Heg en steg
• 28-03-2008
• leestijd 2 minuten
Heggenvlechten is een manier om een heg dik en ondoordringbaar te maken. Het is een eeuwenoud ambacht en je kunt in de natuur soms prachtig in elkaar gekronkelde struiken zien die duiden op menselijke bemoeienis. Met de herwaardering voor cultuurhistorische landschapselementen hebben natuurbeheerders ook weer meer belangstelling voor heggenvlechten. Er is in Nederland een handjevol professionele heggenvlechters.

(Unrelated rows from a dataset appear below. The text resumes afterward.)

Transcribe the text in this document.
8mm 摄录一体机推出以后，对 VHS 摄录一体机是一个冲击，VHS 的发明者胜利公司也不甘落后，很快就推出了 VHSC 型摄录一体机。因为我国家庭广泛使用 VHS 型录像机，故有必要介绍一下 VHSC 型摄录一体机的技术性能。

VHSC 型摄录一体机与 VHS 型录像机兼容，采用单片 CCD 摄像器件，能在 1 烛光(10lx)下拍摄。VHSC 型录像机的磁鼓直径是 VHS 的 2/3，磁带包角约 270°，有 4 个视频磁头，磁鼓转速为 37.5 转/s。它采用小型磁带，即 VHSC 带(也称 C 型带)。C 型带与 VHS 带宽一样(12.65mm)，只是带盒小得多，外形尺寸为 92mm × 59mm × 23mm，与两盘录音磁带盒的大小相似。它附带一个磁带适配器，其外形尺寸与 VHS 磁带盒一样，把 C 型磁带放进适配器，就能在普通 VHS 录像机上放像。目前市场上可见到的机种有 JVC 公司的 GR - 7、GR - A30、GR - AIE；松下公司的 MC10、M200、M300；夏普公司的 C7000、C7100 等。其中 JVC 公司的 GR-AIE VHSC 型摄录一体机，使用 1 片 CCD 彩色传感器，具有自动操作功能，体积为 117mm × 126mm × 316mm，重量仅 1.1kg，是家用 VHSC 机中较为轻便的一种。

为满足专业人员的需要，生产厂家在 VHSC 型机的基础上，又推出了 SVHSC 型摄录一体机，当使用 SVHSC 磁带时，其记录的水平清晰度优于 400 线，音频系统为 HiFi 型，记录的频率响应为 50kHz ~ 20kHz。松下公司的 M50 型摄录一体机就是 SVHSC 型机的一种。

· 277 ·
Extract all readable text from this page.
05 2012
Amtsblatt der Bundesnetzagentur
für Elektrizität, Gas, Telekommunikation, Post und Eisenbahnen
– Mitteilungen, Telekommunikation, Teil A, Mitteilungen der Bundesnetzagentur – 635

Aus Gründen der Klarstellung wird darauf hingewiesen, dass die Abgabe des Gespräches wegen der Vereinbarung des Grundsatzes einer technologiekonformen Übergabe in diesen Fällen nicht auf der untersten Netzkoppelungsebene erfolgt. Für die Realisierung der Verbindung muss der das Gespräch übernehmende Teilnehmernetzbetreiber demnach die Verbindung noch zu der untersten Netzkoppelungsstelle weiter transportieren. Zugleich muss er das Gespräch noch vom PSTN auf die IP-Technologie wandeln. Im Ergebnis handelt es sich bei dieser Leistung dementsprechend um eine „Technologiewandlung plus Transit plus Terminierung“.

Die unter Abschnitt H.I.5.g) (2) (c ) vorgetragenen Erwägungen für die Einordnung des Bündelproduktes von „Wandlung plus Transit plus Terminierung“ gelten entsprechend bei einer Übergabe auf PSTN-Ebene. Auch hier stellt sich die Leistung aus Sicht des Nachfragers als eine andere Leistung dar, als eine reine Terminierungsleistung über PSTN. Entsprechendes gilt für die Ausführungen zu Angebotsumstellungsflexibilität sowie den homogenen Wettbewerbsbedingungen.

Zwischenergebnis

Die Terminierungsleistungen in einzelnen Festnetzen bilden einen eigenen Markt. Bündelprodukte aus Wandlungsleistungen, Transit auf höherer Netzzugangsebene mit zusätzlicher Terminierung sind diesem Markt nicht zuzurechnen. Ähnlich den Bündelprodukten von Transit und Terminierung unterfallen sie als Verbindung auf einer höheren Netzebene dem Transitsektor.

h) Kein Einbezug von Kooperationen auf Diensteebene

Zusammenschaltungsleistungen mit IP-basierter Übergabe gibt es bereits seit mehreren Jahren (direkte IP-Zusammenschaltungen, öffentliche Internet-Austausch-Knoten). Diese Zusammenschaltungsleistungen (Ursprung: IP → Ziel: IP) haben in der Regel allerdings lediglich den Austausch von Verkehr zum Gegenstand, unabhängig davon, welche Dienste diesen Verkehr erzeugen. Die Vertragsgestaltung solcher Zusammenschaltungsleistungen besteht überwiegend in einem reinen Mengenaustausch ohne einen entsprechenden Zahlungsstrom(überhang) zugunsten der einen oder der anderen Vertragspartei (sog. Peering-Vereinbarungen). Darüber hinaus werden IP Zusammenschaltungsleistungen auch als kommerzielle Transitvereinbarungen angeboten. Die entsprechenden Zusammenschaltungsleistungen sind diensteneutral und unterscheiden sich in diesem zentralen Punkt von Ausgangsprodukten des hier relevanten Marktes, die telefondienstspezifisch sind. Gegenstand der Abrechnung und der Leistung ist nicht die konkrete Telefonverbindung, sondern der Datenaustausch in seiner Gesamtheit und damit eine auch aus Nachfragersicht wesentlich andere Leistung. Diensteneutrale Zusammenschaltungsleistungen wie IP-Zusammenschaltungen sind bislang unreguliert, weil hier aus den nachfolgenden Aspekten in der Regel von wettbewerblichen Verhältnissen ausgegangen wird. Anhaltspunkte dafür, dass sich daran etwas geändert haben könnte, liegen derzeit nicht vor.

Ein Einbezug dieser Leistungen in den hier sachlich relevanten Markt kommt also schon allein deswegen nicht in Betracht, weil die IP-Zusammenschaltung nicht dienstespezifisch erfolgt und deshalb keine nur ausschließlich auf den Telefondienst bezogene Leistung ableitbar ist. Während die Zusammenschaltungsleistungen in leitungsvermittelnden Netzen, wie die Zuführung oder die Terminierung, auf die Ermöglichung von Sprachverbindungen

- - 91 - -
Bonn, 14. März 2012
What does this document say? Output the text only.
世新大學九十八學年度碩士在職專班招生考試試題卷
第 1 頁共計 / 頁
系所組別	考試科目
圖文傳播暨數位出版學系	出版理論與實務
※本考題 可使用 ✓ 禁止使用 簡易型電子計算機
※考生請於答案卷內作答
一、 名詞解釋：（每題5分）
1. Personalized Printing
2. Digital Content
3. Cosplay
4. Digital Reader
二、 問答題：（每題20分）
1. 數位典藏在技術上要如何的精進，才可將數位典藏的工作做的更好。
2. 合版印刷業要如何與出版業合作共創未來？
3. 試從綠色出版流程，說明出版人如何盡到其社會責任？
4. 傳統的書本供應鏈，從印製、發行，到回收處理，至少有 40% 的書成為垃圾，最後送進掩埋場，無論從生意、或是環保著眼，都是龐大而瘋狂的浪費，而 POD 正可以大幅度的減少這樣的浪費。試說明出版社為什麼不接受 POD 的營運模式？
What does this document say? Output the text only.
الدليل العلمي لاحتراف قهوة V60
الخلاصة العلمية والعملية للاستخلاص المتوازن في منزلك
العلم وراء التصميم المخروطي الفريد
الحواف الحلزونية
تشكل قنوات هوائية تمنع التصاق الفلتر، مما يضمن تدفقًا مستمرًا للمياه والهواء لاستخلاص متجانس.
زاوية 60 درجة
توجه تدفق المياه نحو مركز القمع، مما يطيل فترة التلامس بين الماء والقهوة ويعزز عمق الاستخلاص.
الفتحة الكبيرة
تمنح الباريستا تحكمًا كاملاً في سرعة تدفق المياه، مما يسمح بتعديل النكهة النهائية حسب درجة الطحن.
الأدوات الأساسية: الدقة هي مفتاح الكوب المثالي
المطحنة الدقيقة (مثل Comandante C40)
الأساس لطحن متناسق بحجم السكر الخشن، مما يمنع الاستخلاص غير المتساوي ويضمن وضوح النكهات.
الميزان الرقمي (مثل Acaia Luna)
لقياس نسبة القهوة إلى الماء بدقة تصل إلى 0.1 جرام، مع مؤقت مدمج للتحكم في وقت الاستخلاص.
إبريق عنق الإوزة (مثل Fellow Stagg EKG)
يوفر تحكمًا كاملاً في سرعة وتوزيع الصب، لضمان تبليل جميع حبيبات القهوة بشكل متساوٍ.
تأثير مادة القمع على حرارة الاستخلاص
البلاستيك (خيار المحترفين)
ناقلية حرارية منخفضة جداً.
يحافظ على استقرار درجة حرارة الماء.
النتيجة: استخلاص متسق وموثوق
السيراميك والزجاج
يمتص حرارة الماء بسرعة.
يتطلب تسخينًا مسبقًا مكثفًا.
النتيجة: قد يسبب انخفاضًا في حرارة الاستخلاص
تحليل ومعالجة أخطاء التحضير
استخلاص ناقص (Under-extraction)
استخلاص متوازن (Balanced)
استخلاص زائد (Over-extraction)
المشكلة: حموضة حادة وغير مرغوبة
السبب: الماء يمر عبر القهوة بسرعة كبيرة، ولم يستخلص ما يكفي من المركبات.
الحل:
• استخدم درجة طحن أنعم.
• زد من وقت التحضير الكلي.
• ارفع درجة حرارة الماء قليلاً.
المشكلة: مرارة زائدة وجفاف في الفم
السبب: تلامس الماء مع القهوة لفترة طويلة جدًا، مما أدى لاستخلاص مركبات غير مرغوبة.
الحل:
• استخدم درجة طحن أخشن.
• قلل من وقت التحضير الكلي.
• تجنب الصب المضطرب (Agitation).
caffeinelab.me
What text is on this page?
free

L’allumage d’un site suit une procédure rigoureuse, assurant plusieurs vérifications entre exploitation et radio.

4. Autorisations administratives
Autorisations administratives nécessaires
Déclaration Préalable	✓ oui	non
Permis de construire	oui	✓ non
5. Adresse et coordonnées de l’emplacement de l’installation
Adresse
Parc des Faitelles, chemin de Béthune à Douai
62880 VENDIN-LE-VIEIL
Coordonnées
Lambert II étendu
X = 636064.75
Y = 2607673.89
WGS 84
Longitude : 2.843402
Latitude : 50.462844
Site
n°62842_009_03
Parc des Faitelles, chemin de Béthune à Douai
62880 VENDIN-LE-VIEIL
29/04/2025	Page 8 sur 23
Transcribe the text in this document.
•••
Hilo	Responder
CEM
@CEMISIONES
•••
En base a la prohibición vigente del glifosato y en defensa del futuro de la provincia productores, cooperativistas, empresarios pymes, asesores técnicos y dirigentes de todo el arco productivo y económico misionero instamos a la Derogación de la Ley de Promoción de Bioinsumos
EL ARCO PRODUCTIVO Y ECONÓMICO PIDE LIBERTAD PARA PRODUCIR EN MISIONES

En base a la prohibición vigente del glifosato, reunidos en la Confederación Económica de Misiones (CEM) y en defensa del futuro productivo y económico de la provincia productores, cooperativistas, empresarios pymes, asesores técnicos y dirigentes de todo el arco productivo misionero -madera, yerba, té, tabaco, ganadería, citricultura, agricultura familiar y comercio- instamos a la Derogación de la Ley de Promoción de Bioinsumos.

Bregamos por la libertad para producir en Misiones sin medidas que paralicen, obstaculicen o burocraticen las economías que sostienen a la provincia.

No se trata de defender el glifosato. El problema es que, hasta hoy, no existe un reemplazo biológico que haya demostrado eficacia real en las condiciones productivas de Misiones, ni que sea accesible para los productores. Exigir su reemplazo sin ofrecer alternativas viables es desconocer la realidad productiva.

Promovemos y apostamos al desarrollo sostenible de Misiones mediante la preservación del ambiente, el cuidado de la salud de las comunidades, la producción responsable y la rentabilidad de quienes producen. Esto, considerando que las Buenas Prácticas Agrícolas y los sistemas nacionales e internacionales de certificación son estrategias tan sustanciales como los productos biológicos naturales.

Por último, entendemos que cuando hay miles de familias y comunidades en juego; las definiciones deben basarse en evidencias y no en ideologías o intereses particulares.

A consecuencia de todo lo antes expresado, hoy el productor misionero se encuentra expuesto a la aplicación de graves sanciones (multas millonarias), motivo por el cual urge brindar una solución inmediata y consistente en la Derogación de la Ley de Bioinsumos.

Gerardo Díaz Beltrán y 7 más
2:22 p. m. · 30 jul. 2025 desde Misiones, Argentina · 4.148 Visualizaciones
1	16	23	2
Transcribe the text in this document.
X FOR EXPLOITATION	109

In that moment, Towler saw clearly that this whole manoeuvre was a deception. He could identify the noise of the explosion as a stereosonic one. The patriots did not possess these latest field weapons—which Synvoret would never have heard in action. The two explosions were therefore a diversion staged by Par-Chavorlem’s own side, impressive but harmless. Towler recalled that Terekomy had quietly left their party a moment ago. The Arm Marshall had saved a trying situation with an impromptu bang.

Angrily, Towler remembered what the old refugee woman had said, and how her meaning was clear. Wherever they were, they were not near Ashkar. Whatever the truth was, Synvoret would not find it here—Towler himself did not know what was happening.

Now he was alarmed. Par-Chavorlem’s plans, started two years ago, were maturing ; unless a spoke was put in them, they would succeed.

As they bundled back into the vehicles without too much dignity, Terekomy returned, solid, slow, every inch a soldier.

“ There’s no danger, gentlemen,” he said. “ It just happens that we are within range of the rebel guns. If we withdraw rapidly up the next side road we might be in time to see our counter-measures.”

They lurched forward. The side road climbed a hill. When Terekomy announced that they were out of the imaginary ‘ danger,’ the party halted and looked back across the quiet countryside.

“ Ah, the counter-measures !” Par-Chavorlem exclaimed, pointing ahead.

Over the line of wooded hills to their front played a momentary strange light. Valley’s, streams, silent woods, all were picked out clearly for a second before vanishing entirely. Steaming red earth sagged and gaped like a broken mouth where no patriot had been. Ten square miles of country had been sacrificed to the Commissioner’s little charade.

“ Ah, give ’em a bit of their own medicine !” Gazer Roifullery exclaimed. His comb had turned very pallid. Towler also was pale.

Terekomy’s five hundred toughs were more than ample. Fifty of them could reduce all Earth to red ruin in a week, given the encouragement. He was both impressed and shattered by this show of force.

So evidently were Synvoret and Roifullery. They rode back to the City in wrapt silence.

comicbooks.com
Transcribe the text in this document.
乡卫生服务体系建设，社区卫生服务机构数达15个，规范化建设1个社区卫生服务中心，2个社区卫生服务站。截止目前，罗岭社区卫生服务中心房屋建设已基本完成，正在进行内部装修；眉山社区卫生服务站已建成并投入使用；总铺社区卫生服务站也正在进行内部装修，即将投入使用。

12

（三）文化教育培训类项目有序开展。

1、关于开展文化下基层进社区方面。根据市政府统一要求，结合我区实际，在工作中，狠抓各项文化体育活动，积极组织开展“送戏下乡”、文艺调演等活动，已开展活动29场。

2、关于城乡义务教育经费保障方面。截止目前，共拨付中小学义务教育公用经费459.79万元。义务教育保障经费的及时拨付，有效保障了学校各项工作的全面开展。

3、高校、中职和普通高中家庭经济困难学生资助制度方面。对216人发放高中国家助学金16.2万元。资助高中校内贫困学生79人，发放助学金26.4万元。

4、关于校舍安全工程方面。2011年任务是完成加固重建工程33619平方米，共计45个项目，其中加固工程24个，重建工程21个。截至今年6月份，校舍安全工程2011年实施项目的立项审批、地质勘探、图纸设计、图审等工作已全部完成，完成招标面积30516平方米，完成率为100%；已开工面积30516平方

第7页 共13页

Heggen bestaan al duizenden jaren. Een heg is een natuurlijk hekje van struiken: om terrein af te bakenen en om het vee binnen te houden. Tegenwoordig gebeurt dat ook met prikkeldraad, maar vroeger deed men dat met een heg. En dat gebeurt nog steeds. Zodra een heg z’n functie als veekering verliest (dus als er gaten invallen; en dat gebeurt automatisch), moet er gevlochten worden. En dat betekent inhakken met de hiep (hakmes), verbuigen en vervlechten. Zo ontstaan ondoordringbare vergroeiingen. Vlechten gebeurt overigens maar zelden: om de 15 of 25 jaar. Daartussendoor onderhoud je de heg met snoeien en knippen. Om zeker te zijn dat het vee binnenblijft, moeten er struiken met stekels inzitten, zoals meidoorn, dat werkt als prikkeldraad. Zonder doornen geen goede heg.
Toen
Heg en Landschap
in 2000 begon, werd geroepen: ja, dat is zo’n oude Engelse hobby. Maar niets is minder waar. Julius Caesar schrijft in
De Bello Gallico
al over die vervelende heggen in de Lage Landen waar je niet doorheen komt en waarachter ook de vijand zich kan verschuilen. Door heel Nederland werden heggen gevlochten en je kunt dan ook overal vlechtsporen aantreffen. Als je er niet op wordt gewezen, zijn die overigens heel lastig te herkennen als van menselijke oorsprong. Je denkt dat je een door de natuur gek gebogen tak ziet, maar dat is het werk van een boer uit 1850.